Micro Movements….Small Movements that can have a big (negative) impact.
I am writing today to talk about a lesson that I learned that I feel is important to share for injury prevention.
The specific micro movements that I refer to in this case are foot movements when running while confronted with consistent extreme slippery conditions. I am not referring to simply challenging conditions… such as a technical trail, rough asphalt, packed gravel, tough dirt, rain or even well packed snow… but to both icy streets and slippery mud.
Let me give you a bit of background. Two years ago I ran in one specific St. Louis Track Club Frost Bite Series road race in Forest Park (downtown St. Louis, MO). Every winter this club hosts a series of 5 races (with both short and long distances for each.. the long versions ranging from 12K to Half Marathon) in Forest Park. They are very well run hard races. I don’t know if there is a flat mile in Forest Park and these races help to get or keep you in good shape during the winter. To be honest I can’t say I have ever really loved these races because they are always challenging and have the same scenery but they are a great way to keep the motivation up when it is the dead of winter. I have always appreciated the club putting them on for the local runners.
This specific race had very tough icy conditions from a rough storm the previous days. I don’t know the exact reason why but clearing the streets in the Park doesn’t happen (most likely the city doesn’t believe them to be well traveled enough.. which is valid). So this particular race the streets were extremely icy but (for whatever reason) I decided to do it anyway. I wasn’t concerned really because I made certain that I wouldn’t go very fast (I knew better than to try and PR and break my leg.. what would be the point of that) and thereby worked to reduce my chances of injury.. or so I thought.
From basically the very first stride my foot was slipping and I had to work hard to attempt to stabilize it enough to follow through and get my other leg down. I wouldn’t say every step was like this but probably the majority. At the time it just felt very annoying and slow (didn’t really feel like running) but I didn’t feel like I got hurt during it and finished ok (albiet with a slow time). But it was just the next day that I felt a bit of a limp and then it was worse the day after that. I tried to run 3 days later and my lower legs were having nothing of it. I sprained my calf pretty well! Uggh.. the dreaded runners injuries. I got over it after about 4 weeks but no runner (or athlete in general) wants to take 4 weeks out.
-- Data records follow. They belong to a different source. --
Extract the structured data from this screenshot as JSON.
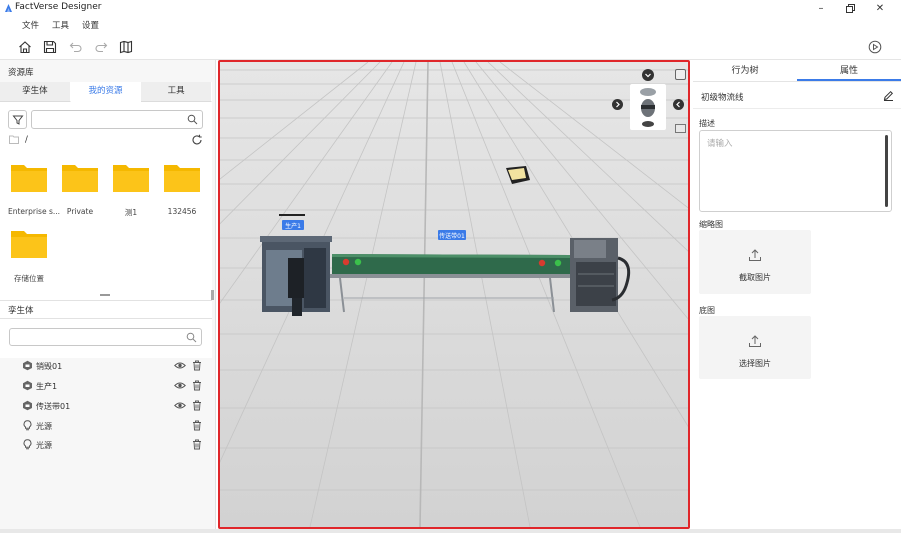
{
  "app": {
    "title": "FactVerse Designer"
  },
  "menu": [
    "文件",
    "工具",
    "设置"
  ],
  "left": {
    "library_title": "资源库",
    "tabs": [
      "孪生体",
      "我的资源",
      "工具"
    ],
    "active_tab": 1,
    "path": "/",
    "search_placeholder": "",
    "folders": [
      "Enterprise s...",
      "Private",
      "测1",
      "132456",
      "存储位置"
    ],
    "twin_section_title": "孪生体",
    "twin_search_placeholder": "",
    "twins": [
      {
        "name": "销毁01",
        "type": "twin",
        "visible": true
      },
      {
        "name": "生产1",
        "type": "twin",
        "visible": true
      },
      {
        "name": "传送带01",
        "type": "twin",
        "visible": true
      },
      {
        "name": "光源",
        "type": "light",
        "visible": false
      },
      {
        "name": "光源",
        "type": "light",
        "visible": false
      }
    ]
  },
  "scene": {
    "labels": {
      "producer": "生产1",
      "conveyor": "传送带01"
    },
    "accent": "#3b7be8",
    "selection_border": "#e0262a"
  },
  "right": {
    "tabs": [
      "行为树",
      "属性"
    ],
    "active_tab": 1,
    "object_name": "初级物流线",
    "description_label": "描述",
    "description_placeholder": "请输入",
    "thumbnail_label": "缩略图",
    "thumbnail_action": "截取图片",
    "base_label": "底图",
    "base_action": "选择图片"
  }
}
I remember thinking that if the conditions were like that again (at any race) that I would never run through them.. it just wasn’t worth it.
So the next part of the story is to this years Frost Bite series and specifically the last race a week and a half ago… it snowed once again the night before and the conditions looked bad. Just walking from the car to the Visitors Center I felt unstable. I have been running one loop around the Park (6 miles) before each race because I need to get the extra mileage in for my upcoming Death Valley Marathon. I did that this time and it was slow and tough but ok because the trail is gravel and I was able to get some traction through the snow. So it went fine up to that point but I told myself I was going to do the first mile of the race and if it was slippery like two years ago I would cut it short and get back onto the trail to get my miles in. I was just too close to an important Marathon in Death Valley to get hurt doing something I already knew was a bad idea.
So that is exactly what I did.. through the first mile everyone was slipping and sliding and I just ran right when everyone else was going left and got back on the trail and DNF’d (Did Not Finish) the race. It was a tough run through the snow on that hilly trail but a very productive strength building one and I didn’t get hurt (that was the main thing!). A very good friend of mine trudged on and actually had a very good race (his last 5 miles getting faster and faster) and he felt ok during it. I heard that it was only the first 3 miles that were really slippery and slick.
Well apparently it only took 3 miles.. because he got a sprained calf that showed up on his next run! Double uggh…
So here is the moral of this story… I know, of course, not everyone got hurt out there at that race but if you are working really hard to have your foot stay planted every stride.. think hard about if it is worth it or not. When we run on technical trails (even in the rain) our feet are moving all over the place adjusting constantly to the varied terrain but we still generally plant our feet and are able to move to the next stride. When we can’t really plant our feet effectively (even for a few good miles) I think we are overworking our calves and forcing them to work in a way they are not accustomed to. I think there is a similar potential with extreme mud. It is all about the sliding. I just am convinced that our lower leg muscles aren’t very good at handling that.
I am glad that I made the decision to call it quits early in that race and hope my friend heals quickly.